L’incident le plus violent depuis plusieurs années.

D’après les autorités chinoises elles-mêmes, l’incident était le plus sérieux et le plus violent survenu en Chine depuis plusieurs années où, pourtant, les conflits de la terre entre les fermiers, les autorités locales et les développeurs immobiliers sont monnaie courante.

Selon le département de la propagande de la municipalité de Fuyou, le 14 octobre, des villageois frustrés et en colère s’emparèrent de 8 ouvriers qui prenaient leur petit-déjeuner près du chantier et, après les avoir ligotés et battus, les aspergèrent d’essence et y mirent le feu. Plus tard, des centaines de fermiers armés d’explosifs de fortune prirent d’assaut le chantier où les ouvriers s’étaient retranchés. Selon des sources villageoises la violence aurait dérapé après le décès de 2 villageois battus à mort par les paramilitaires.

Deux semaines après les affrontements meurtriers, la police arrêtait 21 personnes dont 6 employés du chantier et 15 villageois. En même temps, la Commission de discipline du Parti de Kunming relevait de leurs fonctions 16 fonctionnaires soupçonnés d’avoir reçu des pots de vin de la part des développeurs. Parmi eux le chef de village de Fuyou, Li Jiaming. Selon l’agence Xinhua, « plusieurs responsables locaux n’ont pas été à la hauteur de leurs responsabilités et se sont montrés incapables de résoudre le différends entre les villageois et la société de construction, entraînant de terribles conséquences ».

Ce jugement qui corrobore le témoignage des villageois s’inscrivait en faux contre les affirmations des autorités locales selon lesquelles la police avait tenté de s’interposer.
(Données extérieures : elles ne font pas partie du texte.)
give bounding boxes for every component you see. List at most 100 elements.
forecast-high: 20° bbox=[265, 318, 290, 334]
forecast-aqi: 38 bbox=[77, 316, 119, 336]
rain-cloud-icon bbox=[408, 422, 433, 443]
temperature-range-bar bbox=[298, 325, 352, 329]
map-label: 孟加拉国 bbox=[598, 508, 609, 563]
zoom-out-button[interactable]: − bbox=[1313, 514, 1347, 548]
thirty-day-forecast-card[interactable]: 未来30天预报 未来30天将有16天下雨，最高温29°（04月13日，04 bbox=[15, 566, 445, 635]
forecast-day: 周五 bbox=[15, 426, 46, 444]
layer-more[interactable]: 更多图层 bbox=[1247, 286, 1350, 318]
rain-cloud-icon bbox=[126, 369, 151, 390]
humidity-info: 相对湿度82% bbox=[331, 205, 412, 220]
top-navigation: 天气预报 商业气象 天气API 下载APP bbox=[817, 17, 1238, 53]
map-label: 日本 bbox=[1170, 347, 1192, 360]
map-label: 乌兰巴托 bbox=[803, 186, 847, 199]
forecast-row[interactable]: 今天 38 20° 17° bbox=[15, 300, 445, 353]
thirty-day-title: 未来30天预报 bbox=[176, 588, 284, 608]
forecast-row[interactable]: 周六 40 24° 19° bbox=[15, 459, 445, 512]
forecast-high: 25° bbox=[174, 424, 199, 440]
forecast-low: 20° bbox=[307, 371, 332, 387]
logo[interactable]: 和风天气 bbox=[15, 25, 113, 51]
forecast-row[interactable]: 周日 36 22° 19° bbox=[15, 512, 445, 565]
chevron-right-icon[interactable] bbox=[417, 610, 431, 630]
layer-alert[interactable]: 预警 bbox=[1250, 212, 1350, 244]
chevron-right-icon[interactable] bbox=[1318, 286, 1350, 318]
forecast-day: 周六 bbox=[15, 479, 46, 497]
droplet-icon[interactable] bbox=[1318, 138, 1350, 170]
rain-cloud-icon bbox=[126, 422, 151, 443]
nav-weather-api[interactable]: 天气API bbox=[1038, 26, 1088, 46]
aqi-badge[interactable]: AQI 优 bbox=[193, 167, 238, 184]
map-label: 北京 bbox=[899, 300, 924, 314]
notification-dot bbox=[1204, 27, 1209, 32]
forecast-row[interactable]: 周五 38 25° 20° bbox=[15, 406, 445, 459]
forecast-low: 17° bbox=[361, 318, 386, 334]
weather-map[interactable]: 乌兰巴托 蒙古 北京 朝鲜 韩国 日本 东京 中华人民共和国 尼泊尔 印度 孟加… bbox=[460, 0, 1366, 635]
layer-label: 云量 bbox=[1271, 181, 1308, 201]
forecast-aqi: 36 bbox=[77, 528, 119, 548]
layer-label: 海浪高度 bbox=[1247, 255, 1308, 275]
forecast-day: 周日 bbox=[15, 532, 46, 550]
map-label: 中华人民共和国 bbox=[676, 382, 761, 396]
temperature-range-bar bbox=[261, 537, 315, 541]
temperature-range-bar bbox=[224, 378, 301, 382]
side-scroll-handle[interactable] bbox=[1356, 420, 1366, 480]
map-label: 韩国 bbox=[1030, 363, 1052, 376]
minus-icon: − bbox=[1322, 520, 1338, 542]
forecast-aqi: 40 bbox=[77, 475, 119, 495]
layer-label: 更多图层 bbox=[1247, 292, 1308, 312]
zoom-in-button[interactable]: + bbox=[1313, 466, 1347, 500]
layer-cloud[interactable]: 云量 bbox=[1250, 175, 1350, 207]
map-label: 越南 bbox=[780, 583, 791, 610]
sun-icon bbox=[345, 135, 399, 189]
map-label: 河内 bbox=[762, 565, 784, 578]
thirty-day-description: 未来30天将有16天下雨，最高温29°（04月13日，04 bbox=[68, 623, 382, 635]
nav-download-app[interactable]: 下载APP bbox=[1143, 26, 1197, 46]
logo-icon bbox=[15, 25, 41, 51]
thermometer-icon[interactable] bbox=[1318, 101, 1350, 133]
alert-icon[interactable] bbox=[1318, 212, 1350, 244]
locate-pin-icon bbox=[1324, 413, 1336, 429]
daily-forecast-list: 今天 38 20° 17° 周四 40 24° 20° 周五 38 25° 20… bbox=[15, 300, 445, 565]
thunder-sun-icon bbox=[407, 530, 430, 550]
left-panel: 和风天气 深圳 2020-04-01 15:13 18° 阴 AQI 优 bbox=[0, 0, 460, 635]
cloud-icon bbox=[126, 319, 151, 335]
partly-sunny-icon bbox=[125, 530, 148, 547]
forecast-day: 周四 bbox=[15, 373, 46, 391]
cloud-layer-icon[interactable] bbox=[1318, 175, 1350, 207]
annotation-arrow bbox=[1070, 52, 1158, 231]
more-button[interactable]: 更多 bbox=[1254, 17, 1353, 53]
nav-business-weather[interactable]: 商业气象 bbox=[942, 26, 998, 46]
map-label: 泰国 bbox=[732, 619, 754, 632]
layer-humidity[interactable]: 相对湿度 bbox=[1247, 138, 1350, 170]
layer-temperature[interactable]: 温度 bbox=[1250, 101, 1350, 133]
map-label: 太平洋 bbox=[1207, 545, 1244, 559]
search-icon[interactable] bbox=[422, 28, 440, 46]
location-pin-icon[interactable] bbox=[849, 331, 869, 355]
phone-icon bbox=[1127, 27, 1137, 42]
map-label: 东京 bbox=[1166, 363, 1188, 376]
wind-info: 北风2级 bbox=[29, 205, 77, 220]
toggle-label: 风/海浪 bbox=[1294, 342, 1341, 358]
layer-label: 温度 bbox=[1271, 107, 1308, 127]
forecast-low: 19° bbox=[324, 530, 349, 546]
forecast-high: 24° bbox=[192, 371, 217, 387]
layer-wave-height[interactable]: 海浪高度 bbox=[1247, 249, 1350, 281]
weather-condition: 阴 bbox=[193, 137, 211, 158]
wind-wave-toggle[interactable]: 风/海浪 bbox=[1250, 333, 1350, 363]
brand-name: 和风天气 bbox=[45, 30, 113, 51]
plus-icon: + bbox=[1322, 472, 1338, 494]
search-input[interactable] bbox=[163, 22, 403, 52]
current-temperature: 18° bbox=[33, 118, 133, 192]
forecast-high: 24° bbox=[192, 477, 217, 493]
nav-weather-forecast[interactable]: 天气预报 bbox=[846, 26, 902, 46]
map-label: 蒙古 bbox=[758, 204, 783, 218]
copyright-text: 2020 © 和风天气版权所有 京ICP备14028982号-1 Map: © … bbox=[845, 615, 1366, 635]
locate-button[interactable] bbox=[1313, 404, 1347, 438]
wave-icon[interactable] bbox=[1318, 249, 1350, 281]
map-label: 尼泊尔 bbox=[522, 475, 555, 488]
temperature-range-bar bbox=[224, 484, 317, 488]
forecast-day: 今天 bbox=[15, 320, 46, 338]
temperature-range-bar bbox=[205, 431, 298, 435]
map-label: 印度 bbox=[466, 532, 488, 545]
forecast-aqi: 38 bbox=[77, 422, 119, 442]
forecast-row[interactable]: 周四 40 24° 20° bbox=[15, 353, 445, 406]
Un villageois affirma – sans qu’il soit possible de confirmer ses dires -, qu’elle s’était au contraire retirée quand la violence devint extrême et que les premiers villageois furent tués.

Alors que le Parti s’est engagé dans la voie de relations plus apaisées avec la société civile naissante sur nombre de sujets qui vont de la protection de l’environnement aux conflits du travail et aux rapports du pouvoir avec les syndicats, cette éruption de violence extrême entre les résidents d’un village et des développeurs liés en sous main à l’administration, renvoie à plusieurs talons d’Achille du développement du pays que le régime tente précisément de corriger.

La multiplication des incidents de ce type - même s’ils ne sont pas tous aussi choquants - qui trouvent aussi leur origine dans les questions environnementales ou, plus rarement, dans la dénonciation de la corruption de l’oligarchie, pose à la fois la question de leur fréquence, de leur violence et de leur potentiel de dérapage vers une remise en cause systématique du pouvoir. Ce dernier sujet étant corollaire de l’aptitude du régime à gérer de plus en plus subtilement les effervescences d’une société devenue plus rétive.